Based on these observations, the test item is considered to be non-DNA damaging under the experimental conditions of the in vivo mammalian Alkaline Comet Assay.

This study is classified as acceptable. This study satisfies the requirement for Test Guideline OECD 489 for in vivo mammalian alkaline comet assay.

Endpoint conclusion
Endpoint conclusion:
no adverse effect observed (negative)

Additional information

The potential of OO-tert-butyl monoperoxymaleate to induce genotoxic effects was tested in a suitable in vitro test battery. The target substance was tested negative in a bacterial reverse gene mutation test conducted according to OECD 471 and in a mammalian cell HPRT mutation assay according to OECD 476.

In contrast, in an in vitro micronucleus test in Chinese hamster V79 cells (OECD 487), OO-tert-butyl monoperoxymaleate did induce structural and/or numerical chromosomal damage.

In experiment I (with and without metabolic activation) the micronucleus frequencies showed a statistically significant increase compared to the concurrent negative control and the corresponding micronuclei frequencies were above the upper limit of the historical control limits of the negative control. Since these positive findings were obtained in experiment I with and without metabolic activation, the performance of experiment II with long term treatment was omitted. The positive controls did induce distinct and biologically relevant increases of the micronucleus frequency.

Based on these results, ECHA requested an in vivo mammalian alkaline comet assay in its decision on testing proposal TPE-D-2114557072-54-01/F. The mammalian alkaline comet assay was conducted in rats as a suitable follow-up for the positive in vitro micronucleus results with OO-tert-butyl monoperoxymaleate.

There were no biologically relevant increases in DNA-strand breaks in any of the tissues evaluated (liver, glandular stomach, duodenum) after oral (gavage) administration up to the maximum tolerated dose (600 mg/kg bw/day) in male rats. Therefore, the test item is considered to be non-DNA damaging under the experimental conditions of the in vivo mammalian alkaline Comet Assay (OECD 489).

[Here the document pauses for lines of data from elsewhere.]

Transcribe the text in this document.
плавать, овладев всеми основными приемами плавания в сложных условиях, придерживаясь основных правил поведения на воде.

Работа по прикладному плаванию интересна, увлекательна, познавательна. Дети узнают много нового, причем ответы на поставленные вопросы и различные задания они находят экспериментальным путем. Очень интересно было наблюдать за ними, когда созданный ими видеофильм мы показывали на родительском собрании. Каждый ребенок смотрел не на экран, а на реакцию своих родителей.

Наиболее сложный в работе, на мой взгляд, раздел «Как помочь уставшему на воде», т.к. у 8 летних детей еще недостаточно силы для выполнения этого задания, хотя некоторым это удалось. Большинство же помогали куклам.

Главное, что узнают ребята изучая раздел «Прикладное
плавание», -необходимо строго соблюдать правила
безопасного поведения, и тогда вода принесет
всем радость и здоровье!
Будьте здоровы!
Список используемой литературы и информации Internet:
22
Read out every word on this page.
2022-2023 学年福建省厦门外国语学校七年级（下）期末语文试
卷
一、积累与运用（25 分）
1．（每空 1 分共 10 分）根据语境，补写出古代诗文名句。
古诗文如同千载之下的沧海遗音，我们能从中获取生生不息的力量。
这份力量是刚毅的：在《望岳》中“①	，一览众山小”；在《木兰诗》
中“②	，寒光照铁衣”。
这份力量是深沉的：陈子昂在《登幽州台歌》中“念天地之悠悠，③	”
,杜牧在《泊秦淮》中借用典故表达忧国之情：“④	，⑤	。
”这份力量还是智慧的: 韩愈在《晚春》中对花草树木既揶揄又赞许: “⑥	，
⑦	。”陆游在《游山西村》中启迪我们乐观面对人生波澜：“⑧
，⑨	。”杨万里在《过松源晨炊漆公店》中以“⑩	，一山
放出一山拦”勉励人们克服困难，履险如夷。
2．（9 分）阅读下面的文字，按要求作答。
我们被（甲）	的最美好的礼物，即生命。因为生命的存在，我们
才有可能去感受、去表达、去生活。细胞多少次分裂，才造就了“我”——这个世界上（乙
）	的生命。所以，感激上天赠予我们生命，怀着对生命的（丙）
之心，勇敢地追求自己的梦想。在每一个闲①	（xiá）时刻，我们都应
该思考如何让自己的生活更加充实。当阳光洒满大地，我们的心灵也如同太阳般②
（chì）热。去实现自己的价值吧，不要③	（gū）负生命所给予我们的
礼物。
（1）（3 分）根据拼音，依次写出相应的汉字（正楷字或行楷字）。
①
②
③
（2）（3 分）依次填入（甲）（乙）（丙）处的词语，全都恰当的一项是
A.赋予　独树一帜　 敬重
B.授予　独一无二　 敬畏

The results of the mammalian alkaline Comet Assay demonstrate that the positive results for chromosomal aberrations in vitro were not expressed in vivo and therefore no biologically relevant genetic toxicity is expected in mammals.

Justification for classification or non-classification

OO-tert-butyl monoperoxymaleate induced structural and/or numerical chromosomal damage in an in vitro micronucleus test in Chinese hamster V79 cells (OECD 487). The positive in vitro results were followed up in an in vivo mammalian alkaline comet assay according to OECD 489, in which no biologically relevant increases in DNA-strand breaks were observed in any of the tissues evaluated (liver, glandular stomach, duodenum).

Therefore, the test item is considered to be non-DNA damaging in vivo and classification according to the criteria set out in Regulation (EC) No 1272/2008 is not warranted.